Sein Gegenüber Takahito Ohno hingegen erlebte einen starken Auftritt seiner Mannen. Während der Gastgeber aus Sicht des 30-Jährigen bereits von Beginn an „sehr aggressiv gespielt“ und die im Vorfeld angesprochenen Vorgaben „sehr gut umgesetzt“ hätten, habe seine Elf auch im zweiten Spielabschnitt den Ton angegeben: „In der zweiten Halbzeit hatten wir ebenfalls viel Ballbesitz, aber der Gegner hat den Druck erhöht und kam auch zu einigen gefährlichen Situationen. Trotzdem hat die Mannschaft geschlossen verteidigt“, lobt der Übungsleiter den gelungenen Auftritt seiner Mannschaft. In der 65. Minute erhöhte diese dann durch den zweiten Tagestreffer von Kirnich auf 3:0, Vorbereiter war erneut der umtriebige Kevin Marnu. Spätestens mit dem Platzverweis gegen Bornheim-Stürmer Julio Molongua war die Messe dann endgültig gelesen.
Nach Spielabpfiff zeigt sich Ohno schließlich sichtlich erleichtert über den eingetüteten Heimdreier und den damit einhergehenden sicheren Klassenerhalt: „Zunächst einmal bin ich sehr glücklich darüber, dass wir dieses Spiel zu Hause gewinnen konnten. Vor allem, weil wir in der Hinrunde noch mit 0:2 gegen diesen Gegner verloren haben - deshalb ist dieser Sieg etwas ganz Besonderes“, stellt der Chefcoach klar und bilanziert: „Mit diesem Sieg haben wir auch den Klassenerhalt gesichert. Ehrlich gesagt bin ich darüber sehr erleichtert. Vor der Saison haben viele von außen erwartet, dass wir absteigen. Für mich persönlich war es zudem das erste Jahr als Trainer, und ich hatte natürlich viele Unsicherheiten. Umso wichtiger ist es für mich, mich bei meinen Spielern zu bedanken“, bringt Ohno seine Freude über die nun beseitigten Abstiegsängste sichtlich zum Ausdruck.
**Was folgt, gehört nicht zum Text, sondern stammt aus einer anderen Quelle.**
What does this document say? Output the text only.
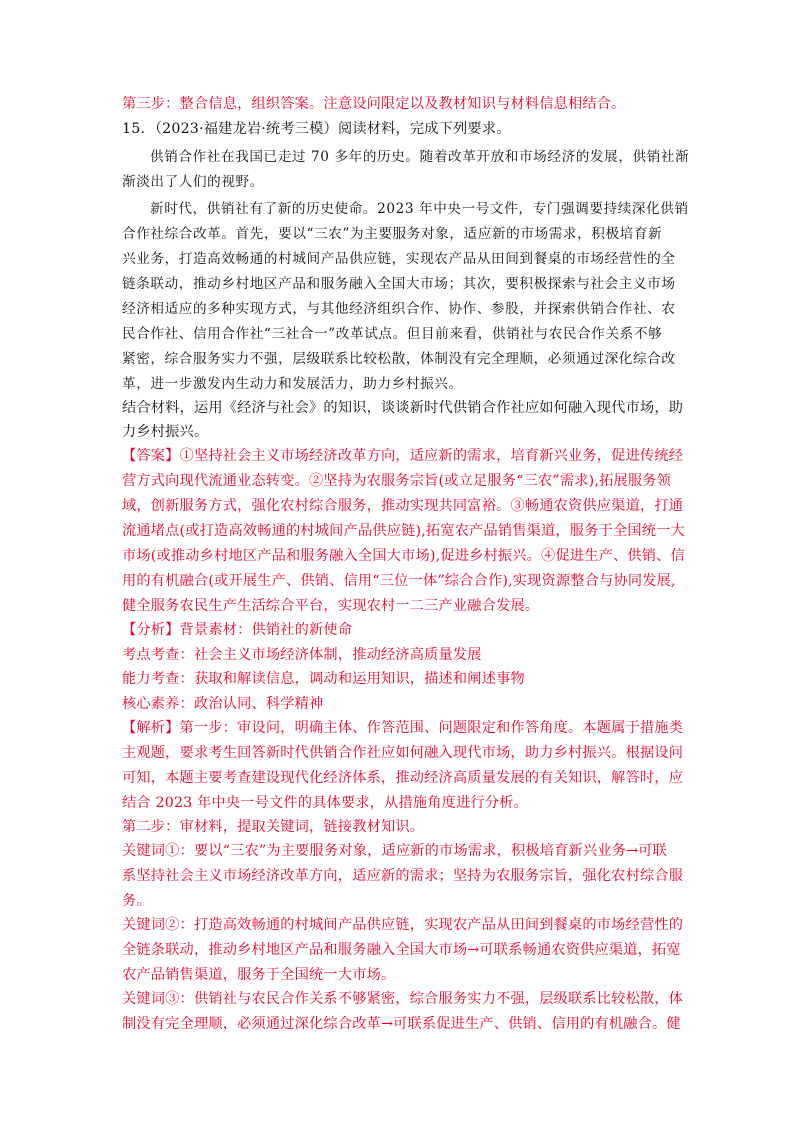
第三步：整合信息，组织答案。注意设问限定以及教材知识与材料信息相结合。
15．（2023·福建龙岩·统考三模）阅读材料，完成下列要求。
供销合作社在我国已走过 70 多年的历史。随着改革开放和市场经济的发展，供销社渐
渐淡出了人们的视野。
新时代，供销社有了新的历史使命。2023 年中央一号文件，专门强调要持续深化供销
合作社综合改革。首先，要以“三农”为主要服务对象，适应新的市场需求，积极培育新
兴业务，打造高效畅通的村城间产品供应链，实现农产品从田间到餐桌的市场经营性的全
链条联动，推动乡村地区产品和服务融入全国大市场；其次，要积极探索与社会主义市场
经济相适应的多种实现方式，与其他经济组织合作、协作、参股，并探索供销合作社、农
民合作社、信用合作社“三社合一”改革试点。但目前来看，供销社与农民合作关系不够
紧密，综合服务实力不强，层级联系比较松散，体制没有完全理顺，必须通过深化综合改
革，进一步激发内生动力和发展活力，助力乡村振兴。
结合材料，运用《经济与社会》的知识，谈谈新时代供销合作社应如何融入现代市场，助
力乡村振兴。
【答案】①坚持社会主义市场经济改革方向，适应新的需求，培育新兴业务，促进传统经
营方式向现代流通业态转变。②坚持为农服务宗旨(或立足服务“三农”需求),拓展服务领
域，创新服务方式，强化农村综合服务，推动实现共同富裕。③畅通农资供应渠道，打通
流通堵点(或打造高效畅通的村城间产品供应链),拓宽农产品销售渠道，服务于全国统一大
市场(或推动乡村地区产品和服务融入全国大市场),促进乡村振兴。④促进生产、供销、信
用的有机融合(或开展生产、供销、信用“三位一体”综合合作),实现资源整合与协同发展,
健全服务农民生产生活综合平台，实现农村一二三产业融合发展。
【分析】背景素材：供销社的新使命
考点考查：社会主义市场经济体制，推动经济高质量发展
能力考查：获取和解读信息，调动和运用知识，描述和阐述事物
核心素养：政治认同、科学精神
【解析】第一步：审设问，明确主体、作答范围、问题限定和作答角度。本题属于措施类
主观题，要求考生回答新时代供销合作社应如何融入现代市场，助力乡村振兴。根据设问
可知，本题主要考查建设现代化经济体系，推动经济高质量发展的有关知识，解答时，应
结合 2023 年中央一号文件的具体要求，从措施角度进行分析。
第二步：审材料，提取关键词，链接教材知识。
关键词①：要以“三农”为主要服务对象，适应新的市场需求，积极培育新兴业务→可联
系坚持社会主义市场经济改革方向，适应新的需求；坚持为农服务宗旨，强化农村综合服
务。
关键词②：打造高效畅通的村城间产品供应链，实现农产品从田间到餐桌的市场经营性的
全链条联动，推动乡村地区产品和服务融入全国大市场→可联系畅通农资供应渠道，拓宽
农产品销售渠道，服务于全国统一大市场。
关键词③：供销社与农民合作关系不够紧密，综合服务实力不强，层级联系比较松散，体
制没有完全理顺，必须通过深化综合改革→可联系促进生产、供销、信用的有机融合。健
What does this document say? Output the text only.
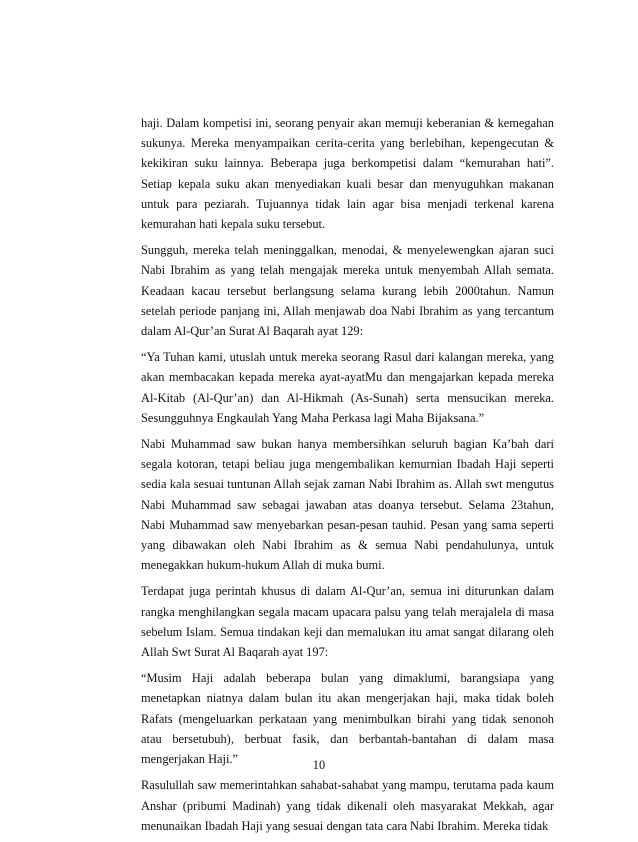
haji. Dalam kompetisi ini, seorang penyair akan memuji keberanian & kemegahan sukunya. Mereka menyampaikan cerita-cerita yang berlebihan, kepengecutan & kekikiran suku lainnya. Beberapa juga berkompetisi dalam “kemurahan hati”. Setiap kepala suku akan menyediakan kuali besar dan menyuguhkan makanan untuk para peziarah. Tujuannya tidak lain agar bisa menjadi terkenal karena kemurahan hati kepala suku tersebut.

Sungguh, mereka telah meninggalkan, menodai, & menyelewengkan ajaran suci Nabi Ibrahim as yang telah mengajak mereka untuk menyembah Allah semata. Keadaan kacau tersebut berlangsung selama kurang lebih 2000tahun. Namun setelah periode panjang ini, Allah menjawab doa Nabi Ibrahim as yang tercantum dalam Al-Qur’an Surat Al Baqarah ayat 129:

“Ya Tuhan kami, utuslah untuk mereka seorang Rasul dari kalangan mereka, yang akan membacakan kepada mereka ayat-ayatMu dan mengajarkan kepada mereka Al-Kitab (Al-Qur’an) dan Al-Hikmah (As-Sunah) serta mensucikan mereka. Sesungguhnya Engkaulah Yang Maha Perkasa lagi Maha Bijaksana.”

Nabi Muhammad saw bukan hanya membersihkan seluruh bagian Ka’bah dari segala kotoran, tetapi beliau juga mengembalikan kemurnian Ibadah Haji seperti sedia kala sesuai tuntunan Allah sejak zaman Nabi Ibrahim as. Allah swt mengutus Nabi Muhammad saw sebagai jawaban atas doanya tersebut. Selama 23tahun, Nabi Muhammad saw menyebarkan pesan-pesan tauhid. Pesan yang sama seperti yang dibawakan oleh Nabi Ibrahim as & semua Nabi pendahulunya, untuk menegakkan hukum-hukum Allah di muka bumi.

Terdapat juga perintah khusus di dalam Al-Qur’an, semua ini diturunkan dalam rangka menghilangkan segala macam upacara palsu yang telah merajalela di masa sebelum Islam. Semua tindakan keji dan memalukan itu amat sangat dilarang oleh Allah Swt Surat Al Baqarah ayat 197:

“Musim Haji adalah beberapa bulan yang dimaklumi, barangsiapa yang menetapkan niatnya dalam bulan itu akan mengerjakan haji, maka tidak boleh Rafats (mengeluarkan perkataan yang menimbulkan birahi yang tidak senonoh atau bersetubuh), berbuat fasik, dan berbantah-bantahan di dalam masa mengerjakan Haji.”

Rasulullah saw memerintahkan sahabat-sahabat yang mampu, terutama pada kaum Anshar (pribumi Madinah) yang tidak dikenali oleh masyarakat Mekkah, agar menunaikan Ibadah Haji yang sesuai dengan tata cara Nabi Ibrahim. Mereka tidak

10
Für Bornheim hingegen ist der Abstieg rein rechnerisch noch nicht in der Tasche. Mit 31 Punkten auf der Habenseite rangiert der SSV nun auf den elften Tabellenrang, 17 Punkte vor dem ersten Abstiegsplatz. Zwar dürfte ob des großen Polsters der Klassenerhalt dennoch gesichert sein, trotzdem betont Cheftrainer Schmitz, dass es in der kommenden Woche gegen Top-Team SV Eintracht Hohkeppel einer ordentlichen Leistungssteigerung bedarf:
“Wir haben das Spiel heute verdient verloren, haben einfach keine gute Leistung auf den Platz bekommen. Das gilt es gegen Hohkeppel in der nächsten Woche auf jeden Fall besser zu machen“, appelliert Schmitz an seine Mannen. Sollte Bornheim gegen Hohkeppel eine Überraschung gelingen und Zählbares eingetütet werden, hätte auch der Aufsteiger den Ligaverbleib sicher. Königsdorf hingegen kann ohne jeglichen Druck zum Auswärtsspiel bei den Sportfreunden Düren fahren.